Recorded last July, Leonard Cohen's Live in London is probably the more remarkable of the two only because it's an album no one expected to hear. After a 1994 tour, Cohen retreated to a Zen monastery and became an ordained Buddhist monk. Now that's what you call getting out of the business.
"I've studied deeply in the philosophies of the religions," Cohen tells his audience near the onset of Live in London. "But cheerfulness kept breaking through."
Reciting songs in a weathered, whispery and half-spoken baritone, Cohen is a gracious and subdued performer on the album and seems to inhabit fully the spiritual consciousness of his music, as in the ambient gospel reworking of Bird on a Wire.

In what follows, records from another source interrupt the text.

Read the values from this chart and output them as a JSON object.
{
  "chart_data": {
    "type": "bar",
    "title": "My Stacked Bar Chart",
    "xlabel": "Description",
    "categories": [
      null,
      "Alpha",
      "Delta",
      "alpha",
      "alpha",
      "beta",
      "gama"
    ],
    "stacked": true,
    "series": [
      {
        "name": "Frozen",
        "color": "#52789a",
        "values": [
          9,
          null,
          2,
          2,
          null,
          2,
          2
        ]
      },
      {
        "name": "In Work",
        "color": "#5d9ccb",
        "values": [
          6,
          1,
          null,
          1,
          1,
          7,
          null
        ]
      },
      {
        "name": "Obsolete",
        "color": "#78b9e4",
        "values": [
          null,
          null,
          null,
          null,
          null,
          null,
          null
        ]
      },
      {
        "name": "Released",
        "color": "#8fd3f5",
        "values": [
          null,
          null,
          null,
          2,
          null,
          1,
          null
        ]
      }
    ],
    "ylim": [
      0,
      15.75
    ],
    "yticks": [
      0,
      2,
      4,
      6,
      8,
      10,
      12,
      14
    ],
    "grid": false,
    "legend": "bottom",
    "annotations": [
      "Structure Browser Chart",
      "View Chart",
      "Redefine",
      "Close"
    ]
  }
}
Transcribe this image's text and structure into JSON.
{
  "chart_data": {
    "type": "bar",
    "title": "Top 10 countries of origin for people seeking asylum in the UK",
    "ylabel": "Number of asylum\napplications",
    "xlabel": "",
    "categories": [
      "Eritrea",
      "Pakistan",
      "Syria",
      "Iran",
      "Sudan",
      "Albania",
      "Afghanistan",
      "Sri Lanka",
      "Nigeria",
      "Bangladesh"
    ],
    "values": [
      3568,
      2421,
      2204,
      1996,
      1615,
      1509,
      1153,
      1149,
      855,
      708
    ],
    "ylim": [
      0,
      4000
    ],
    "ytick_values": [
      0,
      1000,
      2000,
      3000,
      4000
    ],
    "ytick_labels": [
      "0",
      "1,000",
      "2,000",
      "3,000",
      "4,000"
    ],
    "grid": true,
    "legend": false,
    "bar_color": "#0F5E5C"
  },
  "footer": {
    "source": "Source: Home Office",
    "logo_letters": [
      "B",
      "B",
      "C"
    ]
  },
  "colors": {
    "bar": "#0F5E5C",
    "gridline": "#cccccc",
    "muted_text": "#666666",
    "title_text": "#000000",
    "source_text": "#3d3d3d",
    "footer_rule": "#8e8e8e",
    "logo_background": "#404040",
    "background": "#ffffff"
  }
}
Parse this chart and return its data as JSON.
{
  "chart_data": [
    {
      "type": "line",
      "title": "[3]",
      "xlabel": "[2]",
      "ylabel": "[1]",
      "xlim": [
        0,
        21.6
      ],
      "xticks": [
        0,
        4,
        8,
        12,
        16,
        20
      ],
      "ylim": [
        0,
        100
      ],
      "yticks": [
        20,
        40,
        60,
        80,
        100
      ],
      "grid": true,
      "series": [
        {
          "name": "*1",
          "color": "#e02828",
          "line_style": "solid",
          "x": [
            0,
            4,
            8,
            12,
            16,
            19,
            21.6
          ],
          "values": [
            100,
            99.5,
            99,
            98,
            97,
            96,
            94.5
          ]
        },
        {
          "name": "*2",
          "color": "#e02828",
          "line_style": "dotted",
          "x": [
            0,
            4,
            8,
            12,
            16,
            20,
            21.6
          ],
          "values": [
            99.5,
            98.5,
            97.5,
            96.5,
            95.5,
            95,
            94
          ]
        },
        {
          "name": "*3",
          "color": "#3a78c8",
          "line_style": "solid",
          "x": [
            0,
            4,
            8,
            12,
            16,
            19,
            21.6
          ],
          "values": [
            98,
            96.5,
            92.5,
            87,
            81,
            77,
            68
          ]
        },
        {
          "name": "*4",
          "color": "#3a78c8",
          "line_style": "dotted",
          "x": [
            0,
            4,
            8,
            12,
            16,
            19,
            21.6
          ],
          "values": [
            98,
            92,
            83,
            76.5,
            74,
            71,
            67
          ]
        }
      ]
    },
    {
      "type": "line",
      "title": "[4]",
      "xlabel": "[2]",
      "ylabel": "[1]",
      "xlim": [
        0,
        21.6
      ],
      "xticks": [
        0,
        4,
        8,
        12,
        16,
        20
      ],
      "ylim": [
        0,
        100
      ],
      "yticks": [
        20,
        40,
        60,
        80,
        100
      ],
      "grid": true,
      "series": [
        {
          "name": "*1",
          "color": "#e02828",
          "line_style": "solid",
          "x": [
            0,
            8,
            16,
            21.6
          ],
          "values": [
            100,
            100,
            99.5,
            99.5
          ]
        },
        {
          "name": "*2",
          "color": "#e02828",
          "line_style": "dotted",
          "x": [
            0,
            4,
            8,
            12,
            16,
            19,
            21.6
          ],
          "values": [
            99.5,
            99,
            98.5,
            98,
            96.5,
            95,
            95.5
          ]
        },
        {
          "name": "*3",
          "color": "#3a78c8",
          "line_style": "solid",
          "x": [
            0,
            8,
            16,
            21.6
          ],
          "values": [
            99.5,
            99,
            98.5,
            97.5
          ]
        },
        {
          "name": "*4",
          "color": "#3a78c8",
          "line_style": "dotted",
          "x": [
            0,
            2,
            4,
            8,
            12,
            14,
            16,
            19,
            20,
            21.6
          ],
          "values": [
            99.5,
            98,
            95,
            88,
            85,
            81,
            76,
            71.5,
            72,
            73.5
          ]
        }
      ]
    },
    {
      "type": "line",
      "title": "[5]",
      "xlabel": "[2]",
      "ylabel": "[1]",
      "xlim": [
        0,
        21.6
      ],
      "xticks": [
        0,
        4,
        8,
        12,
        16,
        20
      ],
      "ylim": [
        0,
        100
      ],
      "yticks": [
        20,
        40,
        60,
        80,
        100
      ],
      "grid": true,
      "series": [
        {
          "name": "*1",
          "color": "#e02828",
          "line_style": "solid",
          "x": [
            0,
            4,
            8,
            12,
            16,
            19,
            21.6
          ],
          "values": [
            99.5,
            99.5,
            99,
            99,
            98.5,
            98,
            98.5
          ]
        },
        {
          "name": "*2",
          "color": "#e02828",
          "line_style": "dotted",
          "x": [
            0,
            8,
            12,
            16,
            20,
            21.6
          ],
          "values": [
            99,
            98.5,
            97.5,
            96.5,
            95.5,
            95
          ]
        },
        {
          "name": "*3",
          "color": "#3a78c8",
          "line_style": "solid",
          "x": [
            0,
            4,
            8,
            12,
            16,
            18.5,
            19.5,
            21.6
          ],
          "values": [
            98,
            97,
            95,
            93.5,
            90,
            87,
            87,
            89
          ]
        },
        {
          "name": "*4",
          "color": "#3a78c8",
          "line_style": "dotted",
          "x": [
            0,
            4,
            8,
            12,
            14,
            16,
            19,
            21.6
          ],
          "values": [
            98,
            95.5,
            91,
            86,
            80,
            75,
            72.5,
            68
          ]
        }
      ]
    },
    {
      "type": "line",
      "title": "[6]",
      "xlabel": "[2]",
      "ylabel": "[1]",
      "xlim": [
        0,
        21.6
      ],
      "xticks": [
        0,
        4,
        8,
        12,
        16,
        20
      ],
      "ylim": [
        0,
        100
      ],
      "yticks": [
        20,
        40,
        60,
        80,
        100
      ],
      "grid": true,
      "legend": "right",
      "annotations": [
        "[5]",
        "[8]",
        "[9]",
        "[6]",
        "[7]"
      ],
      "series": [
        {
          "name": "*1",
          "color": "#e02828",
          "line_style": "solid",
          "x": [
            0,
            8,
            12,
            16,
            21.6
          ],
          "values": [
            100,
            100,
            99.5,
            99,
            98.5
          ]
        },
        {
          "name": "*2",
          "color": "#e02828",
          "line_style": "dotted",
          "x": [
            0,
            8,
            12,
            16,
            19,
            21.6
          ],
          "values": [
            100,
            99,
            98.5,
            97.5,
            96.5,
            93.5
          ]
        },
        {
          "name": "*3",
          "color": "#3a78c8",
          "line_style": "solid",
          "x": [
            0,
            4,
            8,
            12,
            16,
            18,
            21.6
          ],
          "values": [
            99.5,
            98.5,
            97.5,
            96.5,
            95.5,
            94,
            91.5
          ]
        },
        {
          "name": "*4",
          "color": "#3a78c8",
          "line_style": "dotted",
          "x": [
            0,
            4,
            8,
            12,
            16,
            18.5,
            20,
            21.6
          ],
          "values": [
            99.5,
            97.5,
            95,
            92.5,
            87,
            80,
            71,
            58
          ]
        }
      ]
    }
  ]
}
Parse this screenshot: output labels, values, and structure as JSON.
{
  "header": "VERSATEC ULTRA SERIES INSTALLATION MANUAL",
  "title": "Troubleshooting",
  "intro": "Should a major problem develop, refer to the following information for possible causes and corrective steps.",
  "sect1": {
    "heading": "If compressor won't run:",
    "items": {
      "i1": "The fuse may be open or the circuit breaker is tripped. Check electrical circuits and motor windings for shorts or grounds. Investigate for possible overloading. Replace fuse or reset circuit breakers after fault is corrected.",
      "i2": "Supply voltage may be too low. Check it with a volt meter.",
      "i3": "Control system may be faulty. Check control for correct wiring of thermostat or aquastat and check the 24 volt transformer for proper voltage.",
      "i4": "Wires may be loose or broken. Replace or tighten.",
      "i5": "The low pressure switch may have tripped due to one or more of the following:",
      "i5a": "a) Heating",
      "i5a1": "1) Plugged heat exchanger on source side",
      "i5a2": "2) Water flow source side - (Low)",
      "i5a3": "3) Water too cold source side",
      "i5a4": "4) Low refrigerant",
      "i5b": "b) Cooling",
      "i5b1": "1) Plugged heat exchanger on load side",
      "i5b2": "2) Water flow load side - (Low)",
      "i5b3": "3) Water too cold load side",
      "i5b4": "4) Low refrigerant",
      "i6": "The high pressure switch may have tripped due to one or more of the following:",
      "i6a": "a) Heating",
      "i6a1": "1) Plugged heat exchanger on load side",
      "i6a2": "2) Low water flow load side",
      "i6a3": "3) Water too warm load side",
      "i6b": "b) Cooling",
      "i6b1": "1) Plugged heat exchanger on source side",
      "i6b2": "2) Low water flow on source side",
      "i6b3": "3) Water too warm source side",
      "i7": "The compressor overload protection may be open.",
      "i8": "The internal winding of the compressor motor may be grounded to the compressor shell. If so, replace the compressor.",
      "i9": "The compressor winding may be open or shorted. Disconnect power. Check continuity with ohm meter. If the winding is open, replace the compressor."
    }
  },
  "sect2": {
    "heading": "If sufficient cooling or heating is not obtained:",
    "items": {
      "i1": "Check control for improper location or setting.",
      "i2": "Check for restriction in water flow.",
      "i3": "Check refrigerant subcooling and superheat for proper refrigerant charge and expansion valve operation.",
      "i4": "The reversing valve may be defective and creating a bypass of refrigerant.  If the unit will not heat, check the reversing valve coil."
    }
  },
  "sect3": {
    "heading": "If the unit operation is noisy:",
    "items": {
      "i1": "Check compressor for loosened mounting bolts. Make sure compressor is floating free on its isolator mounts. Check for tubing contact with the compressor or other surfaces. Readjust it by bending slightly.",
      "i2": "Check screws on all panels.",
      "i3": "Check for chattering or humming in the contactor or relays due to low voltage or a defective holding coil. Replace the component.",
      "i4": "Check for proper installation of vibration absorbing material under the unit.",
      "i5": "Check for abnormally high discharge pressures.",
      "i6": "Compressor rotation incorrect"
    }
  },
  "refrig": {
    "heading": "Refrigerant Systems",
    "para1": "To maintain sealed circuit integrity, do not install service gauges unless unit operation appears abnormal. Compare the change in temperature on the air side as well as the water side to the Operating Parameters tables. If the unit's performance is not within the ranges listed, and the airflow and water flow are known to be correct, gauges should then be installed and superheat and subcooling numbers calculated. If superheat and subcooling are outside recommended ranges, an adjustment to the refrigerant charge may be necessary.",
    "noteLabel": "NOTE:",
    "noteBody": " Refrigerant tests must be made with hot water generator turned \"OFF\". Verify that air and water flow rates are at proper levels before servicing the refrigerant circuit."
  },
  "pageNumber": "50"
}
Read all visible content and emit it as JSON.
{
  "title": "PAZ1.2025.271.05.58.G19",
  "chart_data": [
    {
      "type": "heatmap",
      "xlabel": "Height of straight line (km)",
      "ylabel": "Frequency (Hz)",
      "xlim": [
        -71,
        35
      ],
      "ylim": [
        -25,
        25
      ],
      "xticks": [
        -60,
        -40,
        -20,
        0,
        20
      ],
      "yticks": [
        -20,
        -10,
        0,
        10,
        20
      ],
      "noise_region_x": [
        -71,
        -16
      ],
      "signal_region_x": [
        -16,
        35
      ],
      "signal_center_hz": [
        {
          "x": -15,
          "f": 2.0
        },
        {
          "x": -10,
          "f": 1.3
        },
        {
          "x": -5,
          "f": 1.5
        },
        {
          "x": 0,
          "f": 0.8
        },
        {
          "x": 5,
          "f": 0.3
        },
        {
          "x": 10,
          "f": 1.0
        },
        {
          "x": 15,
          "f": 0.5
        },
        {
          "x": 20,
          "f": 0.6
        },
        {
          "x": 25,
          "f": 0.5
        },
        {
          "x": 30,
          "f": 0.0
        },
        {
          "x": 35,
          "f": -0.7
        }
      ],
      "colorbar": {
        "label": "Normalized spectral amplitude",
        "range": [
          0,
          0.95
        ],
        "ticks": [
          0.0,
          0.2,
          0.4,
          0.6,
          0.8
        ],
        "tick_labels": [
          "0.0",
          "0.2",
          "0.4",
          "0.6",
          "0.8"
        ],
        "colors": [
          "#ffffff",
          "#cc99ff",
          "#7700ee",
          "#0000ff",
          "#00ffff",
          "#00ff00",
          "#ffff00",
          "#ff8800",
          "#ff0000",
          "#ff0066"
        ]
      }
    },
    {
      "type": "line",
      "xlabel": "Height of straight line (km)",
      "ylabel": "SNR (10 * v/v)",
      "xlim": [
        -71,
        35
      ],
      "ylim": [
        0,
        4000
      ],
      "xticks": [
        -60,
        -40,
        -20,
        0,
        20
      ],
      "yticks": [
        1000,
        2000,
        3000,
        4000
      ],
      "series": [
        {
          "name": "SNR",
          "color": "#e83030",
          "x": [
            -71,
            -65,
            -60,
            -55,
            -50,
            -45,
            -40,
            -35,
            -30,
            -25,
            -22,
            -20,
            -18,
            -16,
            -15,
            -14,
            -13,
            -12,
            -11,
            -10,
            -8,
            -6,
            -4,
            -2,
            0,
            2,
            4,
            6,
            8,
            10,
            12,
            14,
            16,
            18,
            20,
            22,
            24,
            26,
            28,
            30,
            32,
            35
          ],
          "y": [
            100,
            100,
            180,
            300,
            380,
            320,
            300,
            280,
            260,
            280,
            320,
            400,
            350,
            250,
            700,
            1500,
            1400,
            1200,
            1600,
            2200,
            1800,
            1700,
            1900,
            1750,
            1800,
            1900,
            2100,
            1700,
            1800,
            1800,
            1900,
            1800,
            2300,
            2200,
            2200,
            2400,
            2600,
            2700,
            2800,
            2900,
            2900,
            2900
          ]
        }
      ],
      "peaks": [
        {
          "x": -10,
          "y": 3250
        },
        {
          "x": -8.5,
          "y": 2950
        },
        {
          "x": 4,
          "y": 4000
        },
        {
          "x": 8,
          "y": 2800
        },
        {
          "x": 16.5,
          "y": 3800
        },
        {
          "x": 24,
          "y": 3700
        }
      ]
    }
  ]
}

But the darkness is never shunned in Cohen's world, as shown during the still-chilling The Future ("I have seen the future, brother. It is murder.")
The distant romanticism and youthful drama from the decades-old studio versions of songs resurrected for Live in London have faded. But then, Cohen is now 74, a fact reflected with bittersweet whimsy during an introduction to the almost carnal Ain't No Cure for Love. Of his previous visit to a London stage, Cohen tells the crowd, "I was 60 years old... just a kid with a crazy dream."
But there is still incredible elegance to this music, even if mortality hangs in its shadow. Death and romance mingle on Take This Waltz, an ominous bass groove percolates throughout the still desolate First We Take Manhattan and, in the devastating finale of I Tried to Leave You, Cohen's nine-member band becomes a sort of doomsday cabaret that colors gray remains of ruined love ("Goodnight, my darling. I hope you're satisfied.").
Bruce Cockburn is less mystical, more forgiving and equally emotive on his fourth concert album, Slice o' Life. But this new musical journey has no guest list.
The solo acoustic setting, which Cockburn has employed regularly through the years, enhances the dynamics of his continually under appreciated guitar work (the extraordinary instrumental The End of All Rivers), illuminates the narratives of his political postcard songs (the still brilliant Tibetan Side of Town) and warms the sense of repose in more earthy jaunts (Mama Just Wants to Barrelhouse All Night Long).
The favorites are here, too, including Lovers in a Dangerous Time and If I Had a Rocket Launcher. But so are a fistful of less obvious delights, such as the pensive romanticism of Pacing the Cage and the Americana implosion of Kit Carson.
Like Cohen, Cockburn, 63, also offers a few between-song sagas. The wildest, The Mercenary, deals with a summer job offer during college years to work as a gun runner in Central America. "I was 18 years old and didn't have a very well-developed sense of the moral implications."
Feeling "under-qualified," Cockburn declined. "And here we are, here we all are, as a result."